Expatriation: L'employeur a le devoir d'assurer la protection de ses salariés

Paris, France, 20 avril 2018

Les entreprises sont soumises à un devoir de protection de leurs salariés, une obligation qui vaut également lorsque ces derniers sont expatriés. Avec la multiplication des crises internationales, elles s'organisent de plus en plus efficacement pour assurer la sécurité de leurs salariés qui travaillent à l'étranger.

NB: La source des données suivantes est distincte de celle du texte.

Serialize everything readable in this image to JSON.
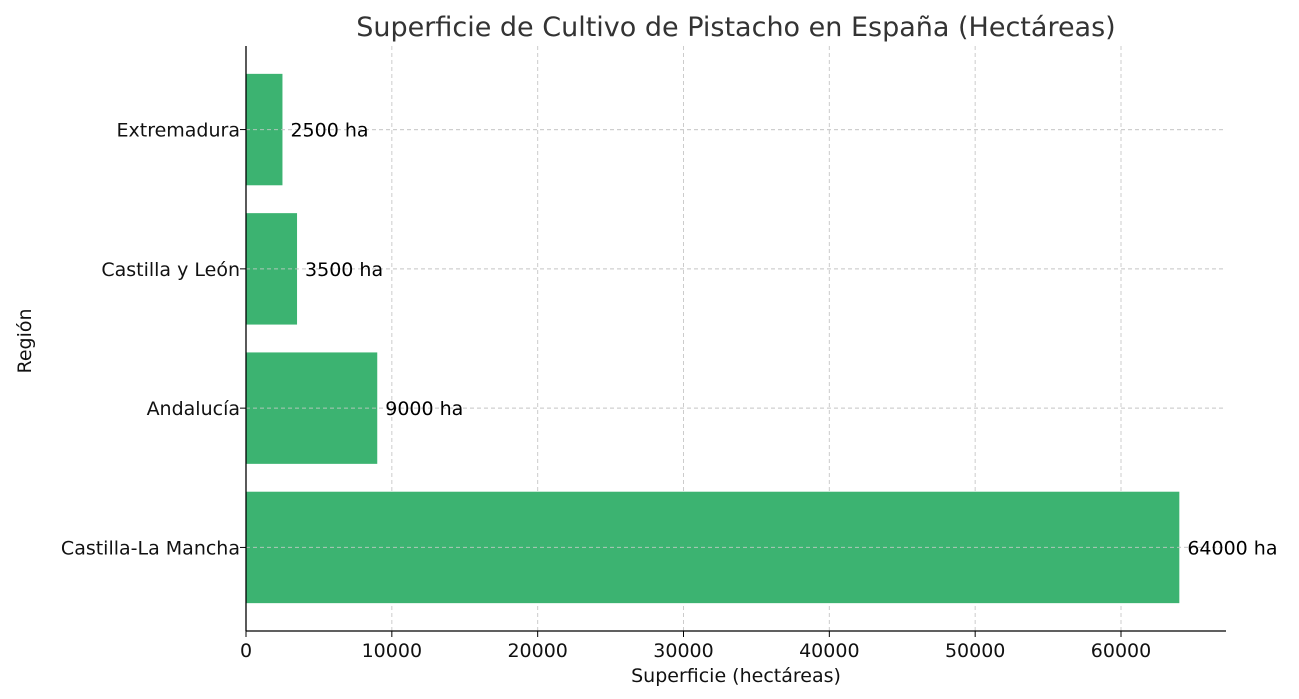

Le code du travail oblige l'employeur à assurer la protection de la santé physique et mentale de ses salariés, et ce où qu'ils se trouvent. Avec l'émergence de nouveaux risques, la sécurité des expatriés est devenue un enjeu capital et coûteux pour les entreprises. Selon une étude Ipsos Mori relayée par La Croix, les menaces d'ordre sécuritaire et les catastrophes naturelles sont aujourd'hui les deux principaux facteurs qui menacent le bon déroulement d'un voyage. 

De nouveaux risques géopolitiques

Face à la croissance de la mobilité et à l'évolution des menaces à l'international, les expatriés et les voyageurs d'affaires sont plus que jamais exposés aux risques, et ce, même dans des pays considérés comme "sûrs", comme le Japon par exemple.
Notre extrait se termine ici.